東京地検が横領鯨肉の件を不起訴にしたのは、まったく信じられません。検事はまだまだこれから、と言っていました。逮捕されたことよりも、横領鯨肉の件が不起訴になったことが一番ショックでした。

3.窃盗の形で逮捕の際に、青森県警は38名、公安37名、合計75名のチームで乗り込んできたということを聞きました。押収されたものの中には、今回の件に関係ない組織概要にかかわるようなものもあったと聞いています。考え方を共有している仲間たちが捜査を受けていることを聞いて、勾留が決まった22日以降、許せないと思い、水以外一切受け付けないとハンガーストライキを宣言して、9日間続けてきました。自分としては気力の続く限り続けようと思いましたが、弁護士を通じて絶対にやめるべきだという説得を受け、自分の健康のことも言われ、昨日の昼でやめました。

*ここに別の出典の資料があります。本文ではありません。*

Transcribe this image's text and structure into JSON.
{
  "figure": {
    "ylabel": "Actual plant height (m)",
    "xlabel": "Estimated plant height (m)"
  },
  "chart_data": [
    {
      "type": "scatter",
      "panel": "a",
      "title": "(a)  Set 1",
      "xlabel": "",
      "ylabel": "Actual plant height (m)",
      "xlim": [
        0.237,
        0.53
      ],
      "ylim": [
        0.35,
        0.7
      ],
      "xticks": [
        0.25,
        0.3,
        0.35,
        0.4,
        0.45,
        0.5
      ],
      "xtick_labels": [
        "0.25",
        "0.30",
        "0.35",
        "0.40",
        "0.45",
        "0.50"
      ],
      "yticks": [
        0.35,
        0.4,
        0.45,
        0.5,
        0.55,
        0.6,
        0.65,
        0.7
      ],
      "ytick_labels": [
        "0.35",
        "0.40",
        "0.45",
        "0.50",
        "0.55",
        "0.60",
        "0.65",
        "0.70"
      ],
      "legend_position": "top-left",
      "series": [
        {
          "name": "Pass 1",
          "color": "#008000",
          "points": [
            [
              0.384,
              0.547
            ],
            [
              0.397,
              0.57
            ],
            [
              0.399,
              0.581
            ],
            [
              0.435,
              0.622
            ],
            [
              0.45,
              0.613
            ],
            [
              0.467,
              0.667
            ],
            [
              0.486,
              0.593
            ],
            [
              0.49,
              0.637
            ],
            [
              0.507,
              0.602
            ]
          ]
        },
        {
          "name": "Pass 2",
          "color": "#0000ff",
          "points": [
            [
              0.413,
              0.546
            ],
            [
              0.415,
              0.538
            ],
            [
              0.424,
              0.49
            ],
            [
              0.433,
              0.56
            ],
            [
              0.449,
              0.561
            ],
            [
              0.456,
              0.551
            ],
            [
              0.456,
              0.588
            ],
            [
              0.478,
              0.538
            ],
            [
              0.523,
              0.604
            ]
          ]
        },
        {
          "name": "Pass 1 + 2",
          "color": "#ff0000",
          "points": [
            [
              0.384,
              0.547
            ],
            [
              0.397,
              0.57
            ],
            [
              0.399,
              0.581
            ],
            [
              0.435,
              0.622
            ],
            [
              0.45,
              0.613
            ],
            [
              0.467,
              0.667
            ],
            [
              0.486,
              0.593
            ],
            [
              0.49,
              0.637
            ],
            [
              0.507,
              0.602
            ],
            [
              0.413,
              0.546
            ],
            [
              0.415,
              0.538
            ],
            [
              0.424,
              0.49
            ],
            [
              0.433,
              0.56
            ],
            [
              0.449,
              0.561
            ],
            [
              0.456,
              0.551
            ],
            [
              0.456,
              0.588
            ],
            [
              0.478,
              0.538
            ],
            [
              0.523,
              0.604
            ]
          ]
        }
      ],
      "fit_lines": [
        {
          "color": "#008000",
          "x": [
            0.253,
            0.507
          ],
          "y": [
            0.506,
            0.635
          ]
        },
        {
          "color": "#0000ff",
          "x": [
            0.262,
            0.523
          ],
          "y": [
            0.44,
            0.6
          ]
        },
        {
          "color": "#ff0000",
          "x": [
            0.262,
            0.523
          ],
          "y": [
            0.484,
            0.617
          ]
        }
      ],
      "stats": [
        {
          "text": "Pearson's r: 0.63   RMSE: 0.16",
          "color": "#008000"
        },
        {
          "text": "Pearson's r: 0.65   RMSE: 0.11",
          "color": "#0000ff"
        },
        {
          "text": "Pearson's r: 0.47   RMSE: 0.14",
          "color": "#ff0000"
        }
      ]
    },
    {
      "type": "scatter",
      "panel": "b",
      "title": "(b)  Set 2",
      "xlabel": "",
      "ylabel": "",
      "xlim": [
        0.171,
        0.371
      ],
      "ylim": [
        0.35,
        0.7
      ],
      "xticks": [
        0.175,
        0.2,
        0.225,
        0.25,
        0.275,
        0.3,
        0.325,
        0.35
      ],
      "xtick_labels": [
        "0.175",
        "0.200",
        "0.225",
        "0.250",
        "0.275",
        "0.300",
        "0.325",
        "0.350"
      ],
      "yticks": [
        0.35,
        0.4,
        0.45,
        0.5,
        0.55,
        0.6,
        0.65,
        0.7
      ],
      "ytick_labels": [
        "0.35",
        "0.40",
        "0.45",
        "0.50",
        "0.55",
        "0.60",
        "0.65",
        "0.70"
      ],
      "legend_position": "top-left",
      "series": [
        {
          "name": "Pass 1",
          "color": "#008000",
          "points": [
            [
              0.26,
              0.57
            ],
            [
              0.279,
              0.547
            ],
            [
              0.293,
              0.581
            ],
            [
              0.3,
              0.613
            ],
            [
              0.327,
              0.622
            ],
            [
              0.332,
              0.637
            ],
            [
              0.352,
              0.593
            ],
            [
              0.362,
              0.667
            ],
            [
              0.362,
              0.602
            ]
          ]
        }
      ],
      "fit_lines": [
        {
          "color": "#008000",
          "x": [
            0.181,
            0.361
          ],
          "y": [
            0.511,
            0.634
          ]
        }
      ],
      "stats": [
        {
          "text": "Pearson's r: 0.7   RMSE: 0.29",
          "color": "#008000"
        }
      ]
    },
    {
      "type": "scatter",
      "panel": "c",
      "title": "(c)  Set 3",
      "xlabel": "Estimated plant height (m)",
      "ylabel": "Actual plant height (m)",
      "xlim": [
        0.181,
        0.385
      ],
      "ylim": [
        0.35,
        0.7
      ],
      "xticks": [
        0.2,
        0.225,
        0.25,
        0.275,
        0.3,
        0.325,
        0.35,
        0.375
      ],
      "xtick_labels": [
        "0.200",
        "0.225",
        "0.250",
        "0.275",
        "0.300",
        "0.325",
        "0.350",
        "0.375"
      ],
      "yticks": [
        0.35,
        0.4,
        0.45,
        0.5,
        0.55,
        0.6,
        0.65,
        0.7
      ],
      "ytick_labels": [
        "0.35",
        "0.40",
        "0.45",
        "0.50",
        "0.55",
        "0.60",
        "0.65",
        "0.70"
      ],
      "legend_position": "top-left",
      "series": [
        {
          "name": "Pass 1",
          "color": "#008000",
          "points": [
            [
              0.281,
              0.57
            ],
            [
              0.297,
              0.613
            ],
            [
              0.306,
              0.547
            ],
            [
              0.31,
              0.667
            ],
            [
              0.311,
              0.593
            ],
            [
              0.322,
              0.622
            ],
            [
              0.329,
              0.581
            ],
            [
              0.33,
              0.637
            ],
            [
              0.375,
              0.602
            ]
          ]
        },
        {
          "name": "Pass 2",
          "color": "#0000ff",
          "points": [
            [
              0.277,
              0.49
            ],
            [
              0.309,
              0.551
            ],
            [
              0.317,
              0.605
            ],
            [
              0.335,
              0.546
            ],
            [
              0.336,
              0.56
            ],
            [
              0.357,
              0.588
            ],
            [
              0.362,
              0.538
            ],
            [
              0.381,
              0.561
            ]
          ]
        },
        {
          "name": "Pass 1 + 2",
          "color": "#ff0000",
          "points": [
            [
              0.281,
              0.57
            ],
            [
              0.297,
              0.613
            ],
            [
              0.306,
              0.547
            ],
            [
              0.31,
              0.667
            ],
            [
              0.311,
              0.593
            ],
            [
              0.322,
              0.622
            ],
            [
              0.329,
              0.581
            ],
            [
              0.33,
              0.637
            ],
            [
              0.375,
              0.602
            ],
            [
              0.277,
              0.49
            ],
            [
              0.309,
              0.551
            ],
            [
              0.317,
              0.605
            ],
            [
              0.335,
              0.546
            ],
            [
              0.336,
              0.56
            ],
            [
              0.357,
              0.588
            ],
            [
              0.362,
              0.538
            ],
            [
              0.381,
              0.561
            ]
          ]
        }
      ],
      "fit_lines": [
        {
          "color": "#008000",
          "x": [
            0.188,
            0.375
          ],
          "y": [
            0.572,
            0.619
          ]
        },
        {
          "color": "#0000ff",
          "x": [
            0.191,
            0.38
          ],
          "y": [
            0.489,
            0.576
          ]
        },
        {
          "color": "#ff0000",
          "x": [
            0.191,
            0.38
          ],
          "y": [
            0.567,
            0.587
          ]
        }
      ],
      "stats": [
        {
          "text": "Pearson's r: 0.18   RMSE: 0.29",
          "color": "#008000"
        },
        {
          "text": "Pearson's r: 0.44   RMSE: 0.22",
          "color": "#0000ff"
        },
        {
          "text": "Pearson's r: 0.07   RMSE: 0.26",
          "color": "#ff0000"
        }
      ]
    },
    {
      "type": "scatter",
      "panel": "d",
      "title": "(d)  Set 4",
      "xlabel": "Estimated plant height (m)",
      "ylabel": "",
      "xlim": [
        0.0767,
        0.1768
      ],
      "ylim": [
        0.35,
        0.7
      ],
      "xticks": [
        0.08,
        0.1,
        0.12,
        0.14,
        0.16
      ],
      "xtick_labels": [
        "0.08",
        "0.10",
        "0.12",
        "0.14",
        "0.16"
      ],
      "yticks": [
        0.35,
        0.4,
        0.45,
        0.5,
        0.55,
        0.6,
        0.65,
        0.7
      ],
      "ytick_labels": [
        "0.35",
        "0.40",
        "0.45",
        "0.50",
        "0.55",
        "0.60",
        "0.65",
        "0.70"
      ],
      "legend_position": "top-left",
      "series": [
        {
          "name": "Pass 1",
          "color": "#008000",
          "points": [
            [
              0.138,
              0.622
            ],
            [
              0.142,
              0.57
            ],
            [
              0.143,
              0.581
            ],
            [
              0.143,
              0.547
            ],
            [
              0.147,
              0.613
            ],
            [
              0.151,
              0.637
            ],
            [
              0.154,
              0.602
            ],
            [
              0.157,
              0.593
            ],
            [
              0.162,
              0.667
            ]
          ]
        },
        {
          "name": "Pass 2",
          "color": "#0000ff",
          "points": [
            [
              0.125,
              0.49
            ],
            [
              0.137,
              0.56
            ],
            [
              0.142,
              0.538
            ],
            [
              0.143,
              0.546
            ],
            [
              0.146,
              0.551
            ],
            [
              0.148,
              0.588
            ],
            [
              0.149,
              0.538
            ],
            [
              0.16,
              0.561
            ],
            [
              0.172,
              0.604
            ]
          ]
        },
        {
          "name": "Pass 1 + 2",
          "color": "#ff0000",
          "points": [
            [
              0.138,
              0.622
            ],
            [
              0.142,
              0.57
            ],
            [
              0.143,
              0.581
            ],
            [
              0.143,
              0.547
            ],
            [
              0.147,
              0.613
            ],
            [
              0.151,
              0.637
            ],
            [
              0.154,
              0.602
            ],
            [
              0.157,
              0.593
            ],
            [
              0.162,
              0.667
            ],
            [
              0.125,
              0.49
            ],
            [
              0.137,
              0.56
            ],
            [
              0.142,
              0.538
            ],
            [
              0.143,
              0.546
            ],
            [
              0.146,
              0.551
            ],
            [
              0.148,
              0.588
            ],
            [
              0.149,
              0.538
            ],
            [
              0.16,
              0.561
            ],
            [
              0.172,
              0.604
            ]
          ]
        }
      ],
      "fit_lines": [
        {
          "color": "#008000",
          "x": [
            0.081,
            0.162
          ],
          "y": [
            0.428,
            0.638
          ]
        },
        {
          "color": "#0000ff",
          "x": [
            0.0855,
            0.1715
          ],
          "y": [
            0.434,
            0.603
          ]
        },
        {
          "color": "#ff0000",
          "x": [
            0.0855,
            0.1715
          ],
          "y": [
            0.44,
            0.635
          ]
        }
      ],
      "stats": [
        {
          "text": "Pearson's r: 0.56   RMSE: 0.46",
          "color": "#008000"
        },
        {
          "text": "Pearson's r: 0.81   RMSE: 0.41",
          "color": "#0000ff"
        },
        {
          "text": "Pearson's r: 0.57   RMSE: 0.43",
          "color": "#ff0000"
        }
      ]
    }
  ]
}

4.上申書にまとめてありますように、今回の件に関しては違法性はないと信じています。多少、行きすぎがあったかもしれません。箱を実際に持ってきたのは私です。
中身を開けたのは私です。ビデオや写真を取って、箱を戻そうとした瞬間に佐藤が戻さないと言いました。箱を持っていく判断をしたのは佐藤と私です。箱を開いたら、バラバラ死体が出てくるような大きな犯罪を感じさせました。これはビデオなどで撮るだけでは済まない、実物をもって暴かなければならないと思いました。
今回の行為について、司法手続きによって罪があるとなれば、責任を取る気持ちはあります。自分がやった行為についてはよく理解しています。

心情としてつけ加えたいのは、自分の愛する家族と仲間のところに一刻も早く帰りたいということです。